Core Agents in the System
1. Router Agent (Intent Detection)
The Router Agent:
- Receives user input
- Maintains conversation memory
- Classifies intent:
- Knowledge search
- Service action
- Case creation
- Multimodal request
This ensures the request is routed correctly—not every query is treated as search.
2. Supervisor Agent (Planner & Orchestrator)
The Supervisor Agent:
- Breaks complex requests into steps
- Coordinates multiple agents
- Controls execution order
- Prevents hallucinated actions
This delivers the same functional outcome as Elastic Agent Builder 9.2, without using proprietary features.
3. Specialized AI Agents
Knowledge & Case-Deflection Agents
Powered by:
- Elasticsearch open source
- BGE-M3 embedding model
- Hybrid semantic + keyword search
Used for:
- Product manuals
- DAM content
- PDFs
- Confluence KB
- Salesforce articles
Service & Action Agents
These agents interact with real enterprise systems:
- MS SQL (orders, service data)
- Snowflake (analytics, historical records)

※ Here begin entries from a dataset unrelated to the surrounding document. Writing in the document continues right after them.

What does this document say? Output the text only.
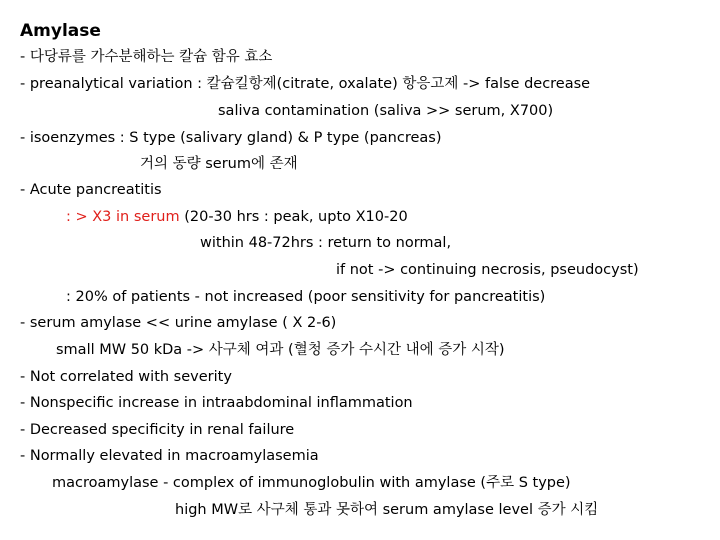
Amylase
- 다당류를 가수분해하는 칼슘 함유 효소
- preanalytical variation : 칼슘킬항제(citrate, oxalate) 항응고제 -> false decrease
saliva contamination (saliva >> serum, X700)
- isoenzymes : S type (salivary gland) & P type (pancreas)
거의 동량 serum에 존재
- Acute pancreatitis
: > X3 in serum (20-30 hrs : peak, upto X10-20
within 48-72hrs : return to normal,
if not -> continuing necrosis, pseudocyst)
: 20% of patients - not increased (poor sensitivity for pancreatitis)
- serum amylase << urine amylase ( X 2-6)
small MW 50 kDa -> 사구체 여과 (혈청 증가 수시간 내에 증가 시작)
- Not correlated with severity
- Nonspecific increase in intraabdominal inflammation
- Decreased specificity in renal failure
- Normally elevated in macroamylasemia
macroamylase - complex of immunoglobulin with amylase (주로 S type)
high MW로 사구체 통과 못하여 serum amylase level 증가 시킴
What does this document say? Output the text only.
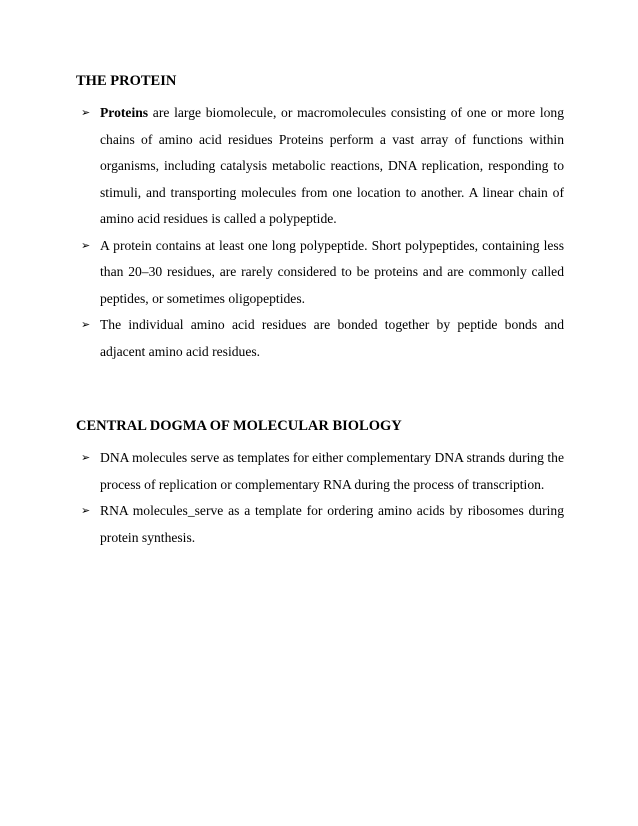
THE PROTEIN
➢ Proteins are large biomolecule, or macromolecules consisting of one or more long chains of amino acid residues Proteins perform a vast array of functions within organisms, including catalysis metabolic reactions, DNA replication, responding to stimuli, and transporting molecules from one location to another. A linear chain of amino acid residues is called a polypeptide.
➢ A protein contains at least one long polypeptide. Short polypeptides, containing less than 20–30 residues, are rarely considered to be proteins and are commonly called peptides, or sometimes oligopeptides.
➢ The individual amino acid residues are bonded together by peptide bonds and adjacent amino acid residues.
CENTRAL DOGMA OF MOLECULAR BIOLOGY
➢ DNA molecules serve as templates for either complementary DNA strands during the process of replication or complementary RNA during the process of transcription.
➢ RNA molecules_serve as a template for ordering amino acids by ribosomes during protein synthesis.
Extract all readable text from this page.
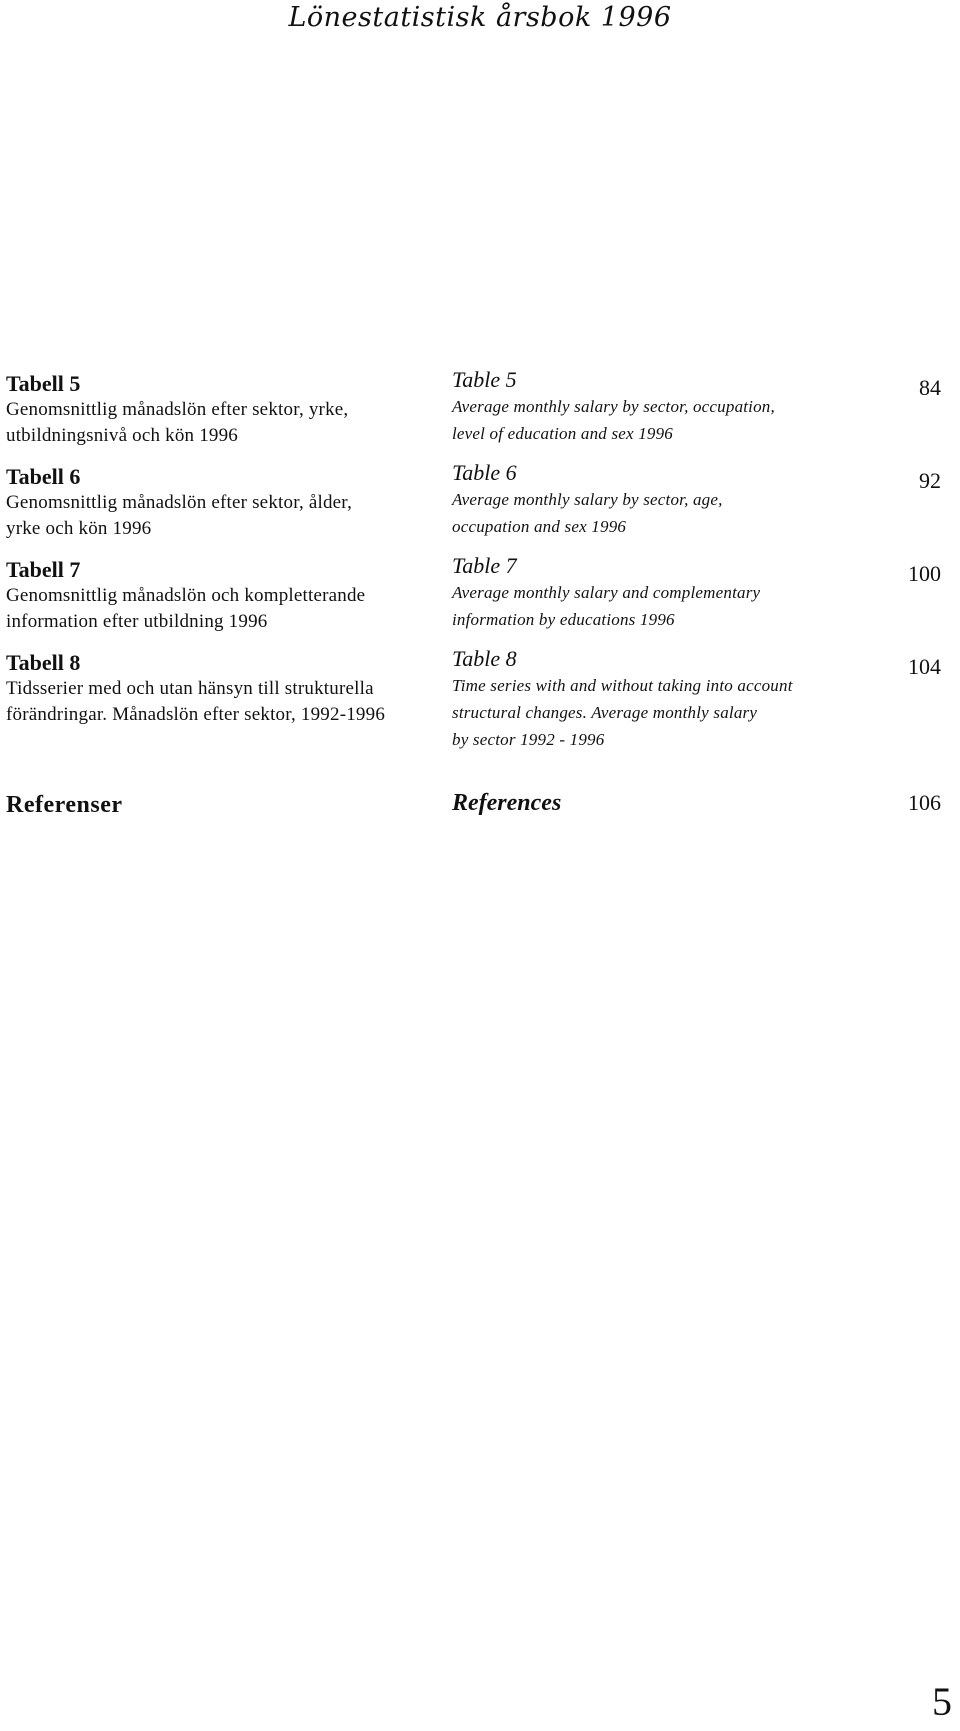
Lönestatistisk årsbok 1996
Tabell 5
Genomsnittlig månadslön efter sektor, yrke,
utbildningsnivå och kön 1996
Table 5
Average monthly salary by sector, occupation,
level of education and sex 1996
84
Tabell 6
Genomsnittlig månadslön efter sektor, ålder,
yrke och kön 1996
Table 6
Average monthly salary by sector, age,
occupation and sex 1996
92
Tabell 7
Genomsnittlig månadslön och kompletterande
information efter utbildning 1996
Table 7
Average monthly salary and complementary
information by educations 1996
100
Tabell 8
Tidsserier med och utan hänsyn till strukturella
förändringar. Månadslön efter sektor, 1992-1996
Table 8
Time series with and without taking into account
structural changes. Average monthly salary
by sector 1992 - 1996
104
Referenser	References	106
5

- Salesforce (cases, articles)
- Email systems
They handle:
- Order status
- Service order tracking
- Calibration certificates
- Case creation & updates
Multimodal Agents (Audio & Image)
- Audio knowledge search
- Image and schematic retrieval
- Critical for field engineers and technical support teams
Elasticsearch Open Source as the Knowledge Platform
This solution uses Elasticsearch 9.x open source to index and search across 7 enterprise indexes:
- Coveo DAM (migrated)
- PDF manuals & procedures
- Confluence documentation
- Salesforce knowledge articles
- MS SQL (orders & service data)
- Snowflake (enterprise analytics)
- Unified support knowledge index
Elasticsearch provides:
- Scalability
- Performance
- Relevance tuning
- Enterprise search control
No Elastic AI or X-Pack features required.
LLM Layer: Ministral-8B-Latest (Self-Hosted)
All reasoning and response generation uses Ministral-8B-latest, deployed inside the enterprise environment.
Benefits for Enterprises
- No AWS Bedrock
- No per-token cost
- No data egress
- Predictable behavior
- Full governance and auditability
The LLM suggests actions, but never executes them directly—actions are handled by deterministic services.
Real-World Use Case: Company Support & Coveo Migration
This architecture is ideal for organizations , where:
- consumer facing portal, and service support portal runs fully on Coveo
- Case deflection rates are high
- GenAI is not conversational
Outcomes
- Gradual Coveo → Elasticsearch migration
- Improved self-service success
- Lower support ticket volume
- True conversational AI for service and sales
Why This Agentic AI Stack Beats Proprietary Platforms
| Capability | Proprietary AI Platforms | This Solution |
|---|---|---|
| Agentic Workflows | Limited | Full |
| Elasticsearch Control | Partial | Full |
| License Cost | High | Zero |
| AWS / Bedrock | Required | Not needed |
| Java / Scala Support | Weak | Native |
| On-Prem / Private Cloud | Limited | Yes |
Agentic AI should be an architecture, not a locked product.
- Agentic AI on Elasticsearch
- Elastic Agent Builder alternative
- Elasticsearch open source AI
- Coveo to Elasticsearch migration
- AI case deflection for enterprise
- Ministral 8B enterprise LLM
- BGE M3 embeddings
- AI agents for customer support
- Enterprise RAG and agentic workflows
Final Thought
Agentic AI is the next evolution of enterprise search and support—but it doesn’t require proprietary platforms or expensive licenses.
With Elasticsearch open source, Ministral-8B, BGE-M3, and custom Java/Scala agents, enterprises can build Elastic Agent Builder–level intelligence, fully self-hosted, scalable, and future-proof.